The Playground

The Simply Music blog

Teamwork – Playing with Others

Found in: Coaching


“Teamwork, Teamwork, how ‘bout it?”

Being a musician promotes versatility as it teaches many musical and real-life skills, such as cooperation in playing as a team, traditionally called ensemble playing.

Ensemble playing in Simply Music lessons can be quite simple. Starting in Level One, classes introduce the concepts of duets and trios on the piano, and then introduce playing with other instruments. The first song, Dreams Come True, can be played as a duet with one student playing the left hand notes, and another playing the right hand melody. Or one student can play Dreams Come True Arrangement One while the second plays the Dreams Come True Foundation piece, up an octave. Dreams Arrangement Two can also be played in the same fashion; one student playing the arrangement in the middle C and bass C area of the piano, while the second student plays Dreams in D in the treble C and above octave on the piano. The same song can be played as an improvisation exercise with one student playing Dreams Arrangement One while the second improvises with five fingers over five notes on the treble C position of the piano. All of these experiences produce better musicians who are able to listen to others while making music. It improves their technique, rhythm and concept of achieving balance when playing with others. This idea of playing duets with the Foundation pieces and Arrangements, along with original accompaniments and improvisations can be used in all the levels in the Simply Music curriculum.

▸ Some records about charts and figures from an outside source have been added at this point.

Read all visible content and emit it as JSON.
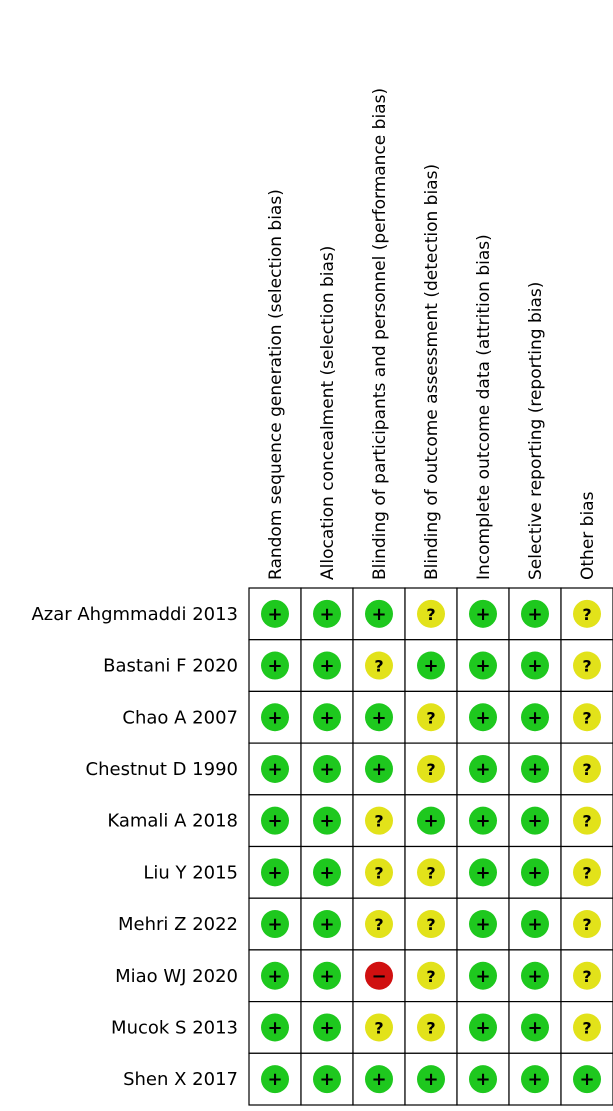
{
  "chart_data": {
    "type": "table",
    "domains": [
      "Random sequence generation (selection bias)",
      "Allocation concealment (selection bias)",
      "Blinding of participants and personnel (performance bias)",
      "Blinding of outcome assessment (detection bias)",
      "Incomplete outcome data (attrition bias)",
      "Selective reporting (reporting bias)",
      "Other bias"
    ],
    "studies": [
      "Azar Ahgmmaddi 2013",
      "Bastani F 2020",
      "Chao A 2007",
      "Chestnut D 1990",
      "Kamali A 2018",
      "Liu Y 2015",
      "Mehri Z 2022",
      "Miao WJ 2020",
      "Mucok S 2013",
      "Shen X 2017"
    ],
    "judgements": [
      [
        "low",
        "low",
        "low",
        "unclear",
        "low",
        "low",
        "unclear"
      ],
      [
        "low",
        "low",
        "unclear",
        "low",
        "low",
        "low",
        "unclear"
      ],
      [
        "low",
        "low",
        "low",
        "unclear",
        "low",
        "low",
        "unclear"
      ],
      [
        "low",
        "low",
        "low",
        "unclear",
        "low",
        "low",
        "unclear"
      ],
      [
        "low",
        "low",
        "unclear",
        "low",
        "low",
        "low",
        "unclear"
      ],
      [
        "low",
        "low",
        "unclear",
        "unclear",
        "low",
        "low",
        "unclear"
      ],
      [
        "low",
        "low",
        "unclear",
        "unclear",
        "low",
        "low",
        "unclear"
      ],
      [
        "low",
        "low",
        "high",
        "unclear",
        "low",
        "low",
        "unclear"
      ],
      [
        "low",
        "low",
        "unclear",
        "unclear",
        "low",
        "low",
        "unclear"
      ],
      [
        "low",
        "low",
        "low",
        "low",
        "low",
        "low",
        "low"
      ]
    ],
    "legend": {
      "low": {
        "symbol": "+",
        "color": "#1ec81e"
      },
      "unclear": {
        "symbol": "?",
        "color": "#e2e21a"
      },
      "high": {
        "symbol": "−",
        "color": "#d01010"
      }
    }
  }
}
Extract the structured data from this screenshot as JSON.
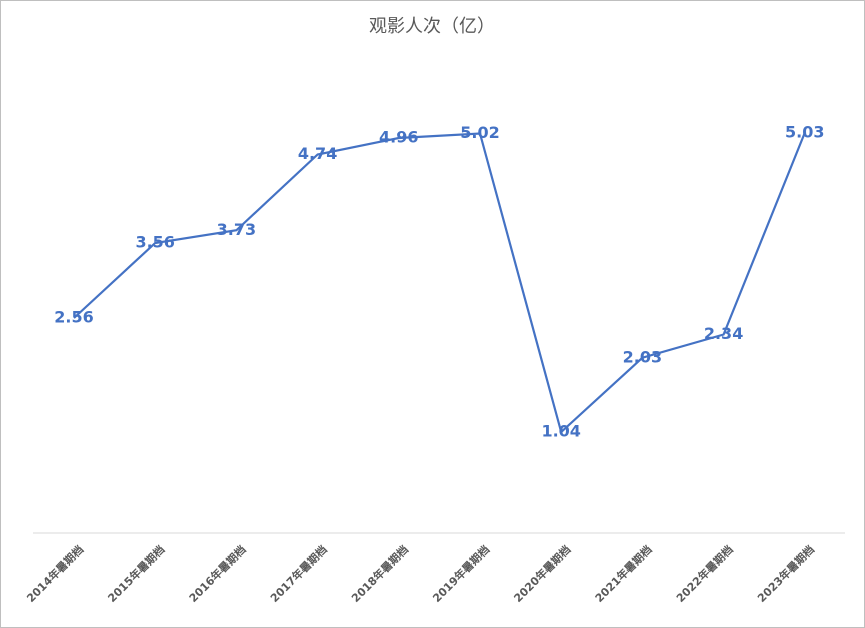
{
  "chart_data": {
    "type": "line",
    "title": "观影人次（亿）",
    "categories": [
      "2014年暑期档",
      "2015年暑期档",
      "2016年暑期档",
      "2017年暑期档",
      "2018年暑期档",
      "2019年暑期档",
      "2020年暑期档",
      "2021年暑期档",
      "2022年暑期档",
      "2023年暑期档"
    ],
    "values": [
      2.56,
      3.56,
      3.73,
      4.74,
      4.96,
      5.02,
      1.04,
      2.03,
      2.34,
      5.03
    ],
    "color": "#4472c4",
    "ylim": [
      0,
      6
    ]
  }
}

Another easily contrived ensemble experience within the Simply Music learning environment is the idea of hiring a local band. The easiest material would be using the accompaniment songs in the Foundation levels and the parallel Accompaniment program, which lends itself to a group of musicians playing together. In a typical band, the drummer keeps “the beat”, or provides the rhythm section; the bass guitar, or string bass provides the lower tones, “foundation” and movement of the group; the pianist would play the accompaniment, or “comp” layer on generally the middle tones of the piano; and the most memorable part, the melody line, could be carried by another instrument such as a trumpet, saxophone, etc. or the most prevalent choice, the voice in a higher range.

Ensemble playing provides a rich experience for the student as it shifts the focus from, “how do I sound?” to “how do we sound?”, an imperative part of being a well-rounded musician. When playing teamwork-style, the musicians sharpen their listening skills, rhythm, and submit to the ‘lead’, which can only be led one instrument at a time. It is imperative the musicians start off with an obvious “count off” and then listen to each other so you can play in rhythm with others. One needs to ‘feel’ the beat as one unit, a whole. This opportunity provides the rhythm and ‘comp’ section a chance to enhance, enrich and empower the ‘lead’. It builds a sense of community, of knowing our place in the musical group, and a sense of balance, being able to invest in something outside of ourselves. Teamwork can only be taught through real-life experiences and ensemble playing is one of the best ways to teach that concept in your music studio. If you have not ventured into this area, just give it a go and see where it leads. You will be pleasantly surprised at the numerous benefits.

Enjoy this excerpt from the “26 Golden Rules of Ensemble Playing” written by Walter Bergman (1903-1988)

  1. Never worry whether you are playing the same piece as the others; they will soon find out.
  2. Stop at every repeat sign and enter into a discussion about whether you should, should not, would, would not, could, could not, want, or want not, to repeat.
  3. Which is the most important part in an ensemble? The other one.
  4. Always aim for the highest number of n.p.s. (notes per second).
  5. If you play a wrong note, give your partner a dirty look.
  6. If a passage is difficult, slow down; if it’s easy, speed up. In the long run it all evens out.
  7. A right note, at the wrong time, is a wrong note (and vice versa).
  8. Do take your time turning a page – it gives everyone a nice rest.